Hey there, time traveller!
This article was published 7/1/2014 (1267 days ago), so information in it may no longer be current.
As you’ll read in today’s paper, there has been a decline in construction activity in Brandon over the past two years.
Since 2011, the value of building permits issued here has slid from $153.3 million down to just $112.9 million over the course of 2013.
Partly, that can be explained by the fact that we’re now enjoying our brand-new police station and fire hall, and that hundreds of people are crowding into the new Dood Cristall YMCA and Brandon University’s Healthy Living Centre. Millions have also been poured into our wastewater treatment plant.
Investments like those are not everyday things —we will be able to use them for decades —and although they helped boost construction numbers in this city for the past couple of years, it’s unreasonable to expect projects like that to happen every year.
Still, builders haven’t been sitting idle with the lack of similar big projects.
Instead, they seem to have been turning their hammers to homebuilding.
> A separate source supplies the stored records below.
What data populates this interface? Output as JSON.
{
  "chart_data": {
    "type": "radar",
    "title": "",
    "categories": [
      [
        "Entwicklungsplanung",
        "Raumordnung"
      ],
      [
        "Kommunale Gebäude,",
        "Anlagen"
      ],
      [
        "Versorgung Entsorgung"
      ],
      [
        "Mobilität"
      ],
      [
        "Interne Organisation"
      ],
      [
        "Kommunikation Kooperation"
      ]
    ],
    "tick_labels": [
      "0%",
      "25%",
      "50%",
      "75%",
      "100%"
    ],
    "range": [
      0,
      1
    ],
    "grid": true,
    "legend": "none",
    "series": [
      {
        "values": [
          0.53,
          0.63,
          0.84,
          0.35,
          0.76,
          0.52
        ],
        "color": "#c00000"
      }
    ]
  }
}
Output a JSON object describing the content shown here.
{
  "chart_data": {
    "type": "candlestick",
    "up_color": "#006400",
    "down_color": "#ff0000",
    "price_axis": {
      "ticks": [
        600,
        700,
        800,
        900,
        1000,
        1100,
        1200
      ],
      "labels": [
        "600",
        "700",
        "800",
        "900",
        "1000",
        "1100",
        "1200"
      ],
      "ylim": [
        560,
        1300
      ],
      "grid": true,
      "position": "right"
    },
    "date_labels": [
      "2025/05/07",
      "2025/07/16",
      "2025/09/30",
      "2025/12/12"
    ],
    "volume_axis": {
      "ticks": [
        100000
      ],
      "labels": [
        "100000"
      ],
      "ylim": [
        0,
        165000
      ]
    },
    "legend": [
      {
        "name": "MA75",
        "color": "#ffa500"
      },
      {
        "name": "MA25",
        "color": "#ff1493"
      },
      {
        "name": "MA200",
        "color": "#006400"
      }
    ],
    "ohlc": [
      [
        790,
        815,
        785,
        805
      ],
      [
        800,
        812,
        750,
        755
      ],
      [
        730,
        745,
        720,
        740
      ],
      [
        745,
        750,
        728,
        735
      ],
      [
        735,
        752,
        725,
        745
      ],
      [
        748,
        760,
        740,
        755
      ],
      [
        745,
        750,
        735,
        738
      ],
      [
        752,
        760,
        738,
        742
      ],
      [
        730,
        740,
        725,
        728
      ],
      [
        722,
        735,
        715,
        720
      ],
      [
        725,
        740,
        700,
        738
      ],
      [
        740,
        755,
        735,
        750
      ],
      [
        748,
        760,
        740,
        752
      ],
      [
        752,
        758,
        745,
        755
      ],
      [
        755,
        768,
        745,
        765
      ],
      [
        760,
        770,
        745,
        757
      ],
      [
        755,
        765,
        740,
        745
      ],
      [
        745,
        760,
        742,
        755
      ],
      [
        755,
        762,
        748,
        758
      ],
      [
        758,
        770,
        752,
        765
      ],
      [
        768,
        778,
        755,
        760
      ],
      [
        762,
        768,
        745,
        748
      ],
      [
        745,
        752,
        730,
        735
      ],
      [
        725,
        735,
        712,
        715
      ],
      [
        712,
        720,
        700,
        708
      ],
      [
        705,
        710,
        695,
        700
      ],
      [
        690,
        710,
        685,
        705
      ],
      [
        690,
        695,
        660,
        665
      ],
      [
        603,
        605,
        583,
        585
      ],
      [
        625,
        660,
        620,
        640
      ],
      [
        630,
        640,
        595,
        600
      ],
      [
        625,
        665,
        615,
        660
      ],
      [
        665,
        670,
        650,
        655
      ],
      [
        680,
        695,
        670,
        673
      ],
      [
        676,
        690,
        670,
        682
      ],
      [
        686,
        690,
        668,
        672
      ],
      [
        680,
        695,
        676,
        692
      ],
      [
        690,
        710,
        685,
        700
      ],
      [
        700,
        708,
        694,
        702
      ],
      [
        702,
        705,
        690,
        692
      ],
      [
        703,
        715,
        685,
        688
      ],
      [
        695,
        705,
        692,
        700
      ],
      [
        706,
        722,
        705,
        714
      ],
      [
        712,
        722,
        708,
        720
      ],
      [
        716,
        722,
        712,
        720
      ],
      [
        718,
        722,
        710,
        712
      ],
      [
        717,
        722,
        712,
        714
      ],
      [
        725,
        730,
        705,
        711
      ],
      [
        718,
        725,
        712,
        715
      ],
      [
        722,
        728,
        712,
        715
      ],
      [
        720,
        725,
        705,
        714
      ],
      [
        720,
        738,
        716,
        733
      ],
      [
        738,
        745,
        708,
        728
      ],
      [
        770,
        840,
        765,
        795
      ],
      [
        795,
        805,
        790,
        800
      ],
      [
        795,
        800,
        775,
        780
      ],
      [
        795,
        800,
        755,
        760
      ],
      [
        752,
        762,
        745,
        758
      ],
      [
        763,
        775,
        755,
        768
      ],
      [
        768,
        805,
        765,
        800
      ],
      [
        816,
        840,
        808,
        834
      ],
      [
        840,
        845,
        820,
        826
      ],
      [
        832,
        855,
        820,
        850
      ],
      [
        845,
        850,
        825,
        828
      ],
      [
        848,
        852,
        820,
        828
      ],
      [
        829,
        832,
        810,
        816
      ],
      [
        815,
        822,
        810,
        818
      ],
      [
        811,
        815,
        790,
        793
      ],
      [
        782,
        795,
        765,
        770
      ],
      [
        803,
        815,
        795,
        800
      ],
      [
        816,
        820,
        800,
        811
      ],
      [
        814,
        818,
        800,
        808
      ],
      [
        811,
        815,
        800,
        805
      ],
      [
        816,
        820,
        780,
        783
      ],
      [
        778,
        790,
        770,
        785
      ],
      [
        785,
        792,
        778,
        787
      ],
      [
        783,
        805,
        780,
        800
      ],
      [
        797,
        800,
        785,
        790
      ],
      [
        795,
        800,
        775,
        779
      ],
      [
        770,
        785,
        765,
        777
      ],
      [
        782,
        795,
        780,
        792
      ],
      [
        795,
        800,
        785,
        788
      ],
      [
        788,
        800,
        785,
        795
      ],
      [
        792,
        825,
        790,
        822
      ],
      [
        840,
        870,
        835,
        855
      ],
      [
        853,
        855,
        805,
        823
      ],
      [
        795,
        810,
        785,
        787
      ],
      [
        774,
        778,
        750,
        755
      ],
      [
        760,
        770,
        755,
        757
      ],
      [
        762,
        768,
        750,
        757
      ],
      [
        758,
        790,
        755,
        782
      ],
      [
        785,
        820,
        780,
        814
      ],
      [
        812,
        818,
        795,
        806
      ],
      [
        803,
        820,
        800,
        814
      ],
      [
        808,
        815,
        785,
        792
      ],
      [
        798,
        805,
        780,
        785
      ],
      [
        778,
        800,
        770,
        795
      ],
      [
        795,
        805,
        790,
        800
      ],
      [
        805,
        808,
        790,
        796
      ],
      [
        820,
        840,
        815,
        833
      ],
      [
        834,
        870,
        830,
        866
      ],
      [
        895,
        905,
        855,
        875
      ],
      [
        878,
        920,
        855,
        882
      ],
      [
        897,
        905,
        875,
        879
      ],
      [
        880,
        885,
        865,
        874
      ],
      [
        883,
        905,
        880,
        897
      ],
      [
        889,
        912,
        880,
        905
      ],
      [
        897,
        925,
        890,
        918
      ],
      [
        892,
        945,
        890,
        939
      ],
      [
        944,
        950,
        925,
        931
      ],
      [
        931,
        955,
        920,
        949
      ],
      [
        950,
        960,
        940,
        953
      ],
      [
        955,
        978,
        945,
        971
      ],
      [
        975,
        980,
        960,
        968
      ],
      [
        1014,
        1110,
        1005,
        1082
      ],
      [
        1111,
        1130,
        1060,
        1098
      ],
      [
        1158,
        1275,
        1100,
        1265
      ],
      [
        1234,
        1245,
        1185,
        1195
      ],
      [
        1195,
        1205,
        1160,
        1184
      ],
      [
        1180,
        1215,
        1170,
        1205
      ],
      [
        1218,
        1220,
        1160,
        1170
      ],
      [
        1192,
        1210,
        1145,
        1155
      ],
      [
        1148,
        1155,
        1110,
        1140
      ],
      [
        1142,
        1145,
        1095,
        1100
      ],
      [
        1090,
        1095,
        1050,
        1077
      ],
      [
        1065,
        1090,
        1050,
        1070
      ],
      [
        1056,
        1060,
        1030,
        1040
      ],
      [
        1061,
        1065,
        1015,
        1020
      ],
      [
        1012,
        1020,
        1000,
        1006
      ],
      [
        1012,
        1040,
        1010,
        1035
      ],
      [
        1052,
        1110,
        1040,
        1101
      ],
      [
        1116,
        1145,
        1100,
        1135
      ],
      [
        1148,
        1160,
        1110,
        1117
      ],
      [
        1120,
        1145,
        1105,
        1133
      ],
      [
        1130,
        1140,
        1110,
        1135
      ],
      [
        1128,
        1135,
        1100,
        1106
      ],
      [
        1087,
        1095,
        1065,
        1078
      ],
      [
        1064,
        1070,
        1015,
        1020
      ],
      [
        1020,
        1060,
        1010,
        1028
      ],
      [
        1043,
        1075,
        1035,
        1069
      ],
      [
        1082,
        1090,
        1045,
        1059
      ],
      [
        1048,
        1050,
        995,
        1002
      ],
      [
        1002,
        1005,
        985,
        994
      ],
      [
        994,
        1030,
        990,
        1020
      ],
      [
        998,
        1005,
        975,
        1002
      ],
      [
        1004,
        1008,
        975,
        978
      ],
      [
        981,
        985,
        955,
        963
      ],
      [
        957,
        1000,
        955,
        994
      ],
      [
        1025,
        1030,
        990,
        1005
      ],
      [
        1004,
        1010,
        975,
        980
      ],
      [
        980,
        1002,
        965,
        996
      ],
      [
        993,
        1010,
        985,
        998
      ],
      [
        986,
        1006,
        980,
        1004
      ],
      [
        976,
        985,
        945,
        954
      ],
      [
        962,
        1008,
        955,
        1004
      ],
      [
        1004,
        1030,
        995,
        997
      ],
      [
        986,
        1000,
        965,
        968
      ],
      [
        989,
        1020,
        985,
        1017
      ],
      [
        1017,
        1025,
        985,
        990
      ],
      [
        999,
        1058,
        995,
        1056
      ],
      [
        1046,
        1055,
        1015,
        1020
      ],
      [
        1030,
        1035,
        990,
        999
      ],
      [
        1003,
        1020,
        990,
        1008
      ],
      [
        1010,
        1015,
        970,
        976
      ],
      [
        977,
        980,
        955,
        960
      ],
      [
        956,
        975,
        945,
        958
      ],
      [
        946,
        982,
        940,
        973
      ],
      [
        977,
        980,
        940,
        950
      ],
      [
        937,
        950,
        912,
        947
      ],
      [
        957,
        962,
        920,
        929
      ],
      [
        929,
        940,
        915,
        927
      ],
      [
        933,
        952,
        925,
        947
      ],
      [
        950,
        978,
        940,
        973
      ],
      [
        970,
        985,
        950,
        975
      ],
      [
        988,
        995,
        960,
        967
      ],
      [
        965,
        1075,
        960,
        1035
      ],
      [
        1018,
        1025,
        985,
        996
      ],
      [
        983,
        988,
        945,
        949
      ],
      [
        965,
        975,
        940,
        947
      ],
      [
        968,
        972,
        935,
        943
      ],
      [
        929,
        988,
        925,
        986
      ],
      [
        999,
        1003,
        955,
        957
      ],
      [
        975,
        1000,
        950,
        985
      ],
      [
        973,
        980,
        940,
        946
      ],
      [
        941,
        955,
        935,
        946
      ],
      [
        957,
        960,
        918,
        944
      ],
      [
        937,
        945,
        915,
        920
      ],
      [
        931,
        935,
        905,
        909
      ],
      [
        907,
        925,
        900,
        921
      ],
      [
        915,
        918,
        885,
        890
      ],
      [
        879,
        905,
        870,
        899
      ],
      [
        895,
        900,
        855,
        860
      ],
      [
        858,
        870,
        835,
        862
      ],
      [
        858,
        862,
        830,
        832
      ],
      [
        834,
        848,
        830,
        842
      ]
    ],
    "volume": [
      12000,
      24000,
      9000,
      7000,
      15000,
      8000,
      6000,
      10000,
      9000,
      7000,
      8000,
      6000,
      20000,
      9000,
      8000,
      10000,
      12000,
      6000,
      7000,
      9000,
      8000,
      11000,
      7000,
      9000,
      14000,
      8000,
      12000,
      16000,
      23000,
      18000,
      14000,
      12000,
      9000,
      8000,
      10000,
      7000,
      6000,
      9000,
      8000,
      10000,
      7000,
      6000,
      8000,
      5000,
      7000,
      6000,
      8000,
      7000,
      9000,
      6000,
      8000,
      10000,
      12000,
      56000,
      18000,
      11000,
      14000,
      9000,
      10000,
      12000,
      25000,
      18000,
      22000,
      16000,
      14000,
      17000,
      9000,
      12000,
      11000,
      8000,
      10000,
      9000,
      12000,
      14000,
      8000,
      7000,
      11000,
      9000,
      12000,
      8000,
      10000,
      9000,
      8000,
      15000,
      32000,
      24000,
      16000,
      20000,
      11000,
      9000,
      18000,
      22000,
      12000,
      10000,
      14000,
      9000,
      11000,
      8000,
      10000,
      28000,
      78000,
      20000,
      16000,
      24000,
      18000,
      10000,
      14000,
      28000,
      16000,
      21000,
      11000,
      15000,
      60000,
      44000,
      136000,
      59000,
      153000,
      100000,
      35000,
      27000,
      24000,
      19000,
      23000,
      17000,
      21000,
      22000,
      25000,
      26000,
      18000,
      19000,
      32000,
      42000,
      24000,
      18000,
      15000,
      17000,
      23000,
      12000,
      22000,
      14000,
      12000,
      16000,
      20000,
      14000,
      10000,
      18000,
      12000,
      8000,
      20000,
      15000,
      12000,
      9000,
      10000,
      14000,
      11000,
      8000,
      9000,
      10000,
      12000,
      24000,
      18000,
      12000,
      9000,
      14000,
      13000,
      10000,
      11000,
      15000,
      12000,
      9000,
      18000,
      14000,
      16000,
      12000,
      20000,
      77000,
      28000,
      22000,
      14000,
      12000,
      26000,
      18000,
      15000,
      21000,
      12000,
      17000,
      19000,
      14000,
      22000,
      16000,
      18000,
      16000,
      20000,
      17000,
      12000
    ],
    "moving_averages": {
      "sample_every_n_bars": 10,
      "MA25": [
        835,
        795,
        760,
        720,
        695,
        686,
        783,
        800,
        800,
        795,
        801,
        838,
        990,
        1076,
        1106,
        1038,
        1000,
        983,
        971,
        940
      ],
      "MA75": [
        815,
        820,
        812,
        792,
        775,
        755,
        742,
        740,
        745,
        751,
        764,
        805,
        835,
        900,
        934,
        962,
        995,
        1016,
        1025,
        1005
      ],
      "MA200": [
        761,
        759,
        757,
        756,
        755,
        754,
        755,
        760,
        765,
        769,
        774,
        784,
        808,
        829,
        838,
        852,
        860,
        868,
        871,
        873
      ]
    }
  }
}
Although the total value of construction is down more than 25 per cent over the past two years, the number of dwelling units on the go has been on a steady rise. In 2013, city numbers show that builders began construction of 437 houses, apartments, condos and the like. That’s quite a bit more than the 376 from the year before and even more than the 341 from the year before that.
In total, more than 1,150 new dwelling units have been started since 2011.
That’s excellent news for a growing city, which continues to have a very low vacancy rate.
Many people dismiss housing construction in Brandon as only focused on McMansions in south-end sprawl. But we note that there are plenty of condos and rental buildings going up as well.
In fact, one of the big-ticket items that got underway last month was a 24-unit apartment building on First Street North.
And even the people moving into those sometimes-maligned mega-homes are often moving out of a smaller starter home or suite, which leaves behind a vacancy for someone else.
In oversimplified economics terms, builders are adding supply to meet demand — all that additional housing stock helps keep a lid on prices, making homes more affordable for everyone.
Of course, affordable can be a relative term. As defined by the city, an “affordable” condominium or detached house must sell for 15 per cent less than the most recent annual median price in Brandon. That would mean a house or a condo worth nearly $200,000 still counts as affordable.
(Let us take a moment here to point out that $200,000 is also the amount the city uses to define the “average” home value in Brandon as it tries to sell us on the tax hikes in their budget. Right hand should speak to left hand.)
Mind you, however you define affordability, the fact remains that more housing in Brandon makes it easier for everyone to find an appropriate place to live.
And, despite the slowdown in other construction areas, it’s fantastic news that more than a thousand new dwelling units have been built in Brandon in the past two years.
As city council continues to discuss strategies for increasing the supply of affordable housing in Brandon — it has a total of 11 strategies and 81 action items, including the hiring of a full-time housing specialist — we are pleased to see that builders are out there, pounding nails into pine, and helping grow this city.